In [1]:
import pandas as pd
from config import RUN_GATK, QC, DOWNLOAD_GERMLINE_RESOURCE, DOWNLOAD_REF_GENOME, RESULTS_FOLDER, DATA_FOLDER, NORMAL_R1, NORMAL_R2, TUMOR_R1, TUMOR_R2, REFERENCE_CSV_FILE

In [2]:
# Download reference human genome
if DOWNLOAD_REF_GENOME:
    !wget -O "$DATA_FOLDER/hg38.fa.gz" http://hgdownload.soe.ucsc.edu/goldenPath/hg38/bigZips/hg38.fa.gz
    !gunzip "$DATA_FOLDER/hg38.fa.gz"

In [3]:
if DOWNLOAD_GERMLINE_RESOURCE:
    BASE_URL="https://storage.googleapis.com/gatk-best-practices/somatic-hg38"
    GNOMAD_VCF="af-only-gnomad.hg38.vcf.gz"
    GNOMAD_INDEX="af-only-gnomad.hg38.vcf.gz.tbi"
    !wget -O $DATA_FOLDER/$GNOMAD_VCF $BASE_URL/$GNOMAD_VCF
    !wget -O $DATA_FOLDER/$GNOMAD_INDEX $BASE_URL/$GNOMAD_INDEX

# Quality control

In [4]:
# Perform quality checks using tools like FastQC and summarize quality metrics (e.g., sequence counts, 
# per-base quality, read duplication levels).

# Decompress if needed
!gunzip "$DATA_FOLDER"/*.fastq.gz

if QC:
    # Run FASTQC
    # The summary of quality metrics is provided in the pdf report
    !fastqc "$DATA_FOLDER/$NORMAL_R1" "$DATA_FOLDER/$NORMAL_R2" "$DATA_FOLDER/$TUMOR_R1" "$DATA_FOLDER/$TUMOR_R2" -o "$RESULTS_FOLDER"

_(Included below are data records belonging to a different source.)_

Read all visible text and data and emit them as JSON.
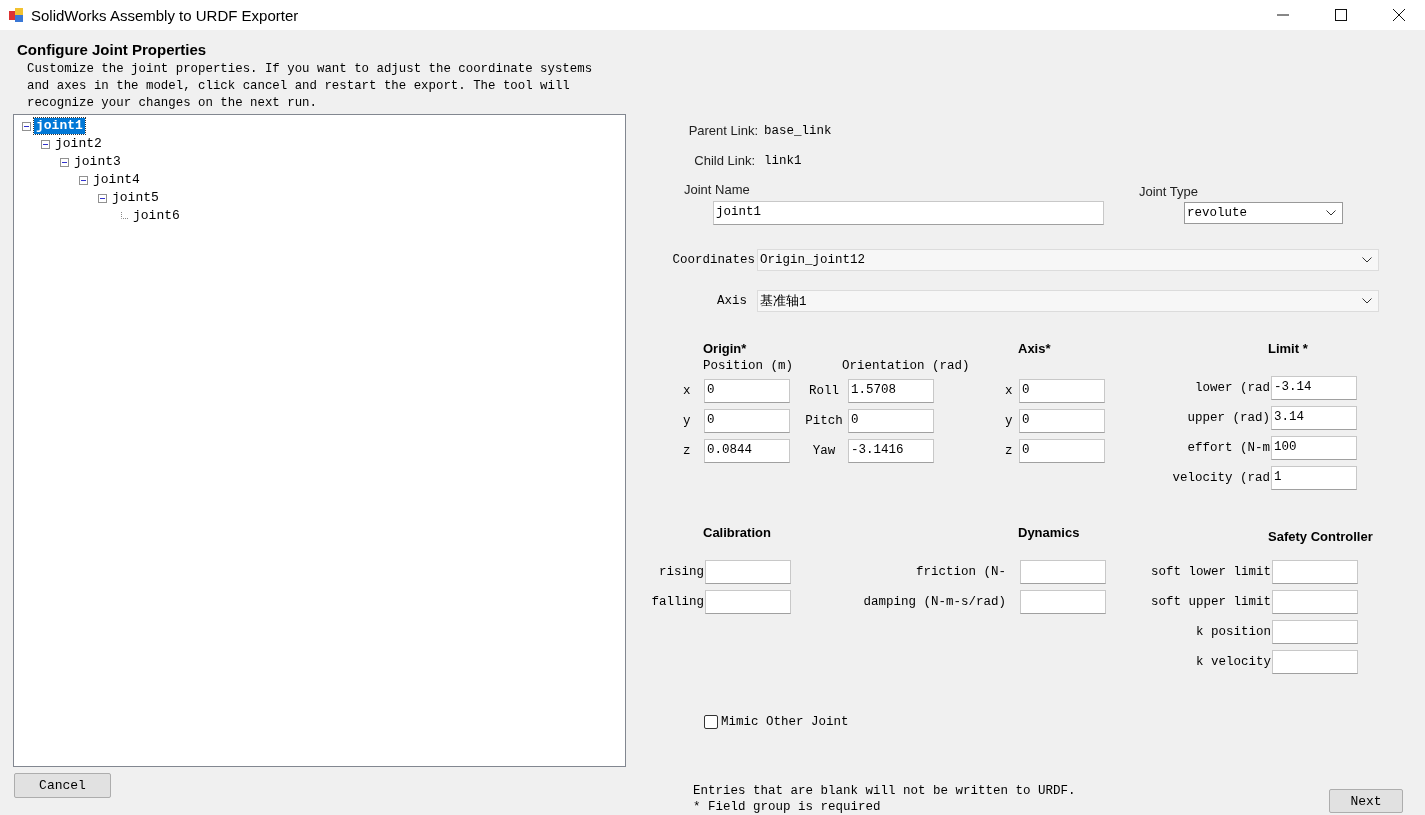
{
  "window": {
    "title": "SolidWorks Assembly to URDF Exporter"
  },
  "heading": "Configure Joint Properties",
  "description": "Customize the joint properties. If you want to adjust the coordinate systems and axes in the model, click cancel and restart the export. The tool will recognize your changes on the next run.",
  "joint_tree": [
    {
      "label": "joint1",
      "selected": true,
      "expanded": true,
      "children": [
        {
          "label": "joint2",
          "selected": false,
          "expanded": true,
          "children": [
            {
              "label": "joint3",
              "selected": false,
              "expanded": true,
              "children": [
                {
                  "label": "joint4",
                  "selected": false,
                  "expanded": true,
                  "children": [
                    {
                      "label": "joint5",
                      "selected": false,
                      "expanded": true,
                      "children": [
                        {
                          "label": "joint6",
                          "selected": false
                        }
                      ]
                    }
                  ]
                }
              ]
            }
          ]
        }
      ]
    }
  ],
  "cancel_button": "Cancel",
  "parent_link": {
    "label": "Parent Link:",
    "value": "base_link"
  },
  "child_link": {
    "label": "Child Link:",
    "value": "link1"
  },
  "joint_name": {
    "label": "Joint Name",
    "value": "joint1"
  },
  "joint_type": {
    "label": "Joint Type",
    "value": "revolute"
  },
  "coordinates": {
    "label": "Coordinates",
    "value": "Origin_joint12"
  },
  "axis_select": {
    "label": "Axis",
    "value": "基准轴1"
  },
  "origin": {
    "title": "Origin*",
    "position_label": "Position (m)",
    "orientation_label": "Orientation (rad)",
    "position": [
      {
        "label": "x",
        "value": "0"
      },
      {
        "label": "y",
        "value": "0"
      },
      {
        "label": "z",
        "value": "0.0844"
      }
    ],
    "orientation": [
      {
        "label": "Roll",
        "value": "1.5708"
      },
      {
        "label": "Pitch",
        "value": "0"
      },
      {
        "label": "Yaw",
        "value": "-3.1416"
      }
    ]
  },
  "axis": {
    "title": "Axis*",
    "fields": [
      {
        "label": "x",
        "value": "0"
      },
      {
        "label": "y",
        "value": "0"
      },
      {
        "label": "z",
        "value": "0"
      }
    ]
  },
  "limit": {
    "title": "Limit *",
    "fields": [
      {
        "label": "lower (rad",
        "value": "-3.14"
      },
      {
        "label": "upper (rad)",
        "value": "3.14"
      },
      {
        "label": "effort (N-m",
        "value": "100"
      },
      {
        "label": "velocity (rad",
        "value": "1"
      }
    ]
  },
  "calibration": {
    "title": "Calibration",
    "fields": [
      {
        "label": "rising"
      },
      {
        "label": "falling"
      }
    ]
  },
  "dynamics": {
    "title": "Dynamics",
    "fields": [
      {
        "label": "friction (N-"
      },
      {
        "label": "damping (N-m-s/rad)"
      }
    ]
  },
  "safety_controller": {
    "title": "Safety Controller",
    "fields": [
      {
        "label": "soft lower limit"
      },
      {
        "label": "soft upper limit"
      },
      {
        "label": "k position"
      },
      {
        "label": "k velocity"
      }
    ]
  },
  "mimic": {
    "label": "Mimic Other Joint",
    "checked": false
  },
  "notes": [
    "Entries that are blank will not be written to URDF.",
    "* Field group is required"
  ],
  "next_button": "Next"
}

zsh:1: no matches found: data/*.fastq.gz


# Alignment and mutation calling

In [5]:
# Align the samples to the human genome using tools like Bowtie2 or BWA.
# https://gatk.broadinstitute.org/hc/en-us/articles/360035535912-Data-pre-processing-for-variant-discovery

# Identify somatic mutations present in the cancer sample but absent in the normal tissue.
# https://gatk.broadinstitute.org/hc/en-us/articles/360035894731-Somatic-short-variant-discovery-SNVs-Indels
if RUN_GATK:
    !chmod +x somatic_mutations.sh
    !./somatic_mutations.sh "$DATA_FOLDER/$NORMAL_R1" "$DATA_FOLDER/$NORMAL_R2" "$DATA_FOLDER/$TUMOR_R1" "$DATA_FOLDER/$TUMOR_R2" "$DATA_FOLDER/hg38.fa" "$RESULTS_FOLDER" "$DATA_FOLDER"

In [6]:
# Use the normal tissue to calculate the median background mutation level.
# The background mutation levels accounts for sequencing errors or biases
# that can mimic true mutations. Determine how many reads per million are
# required to confidently call a given mutation.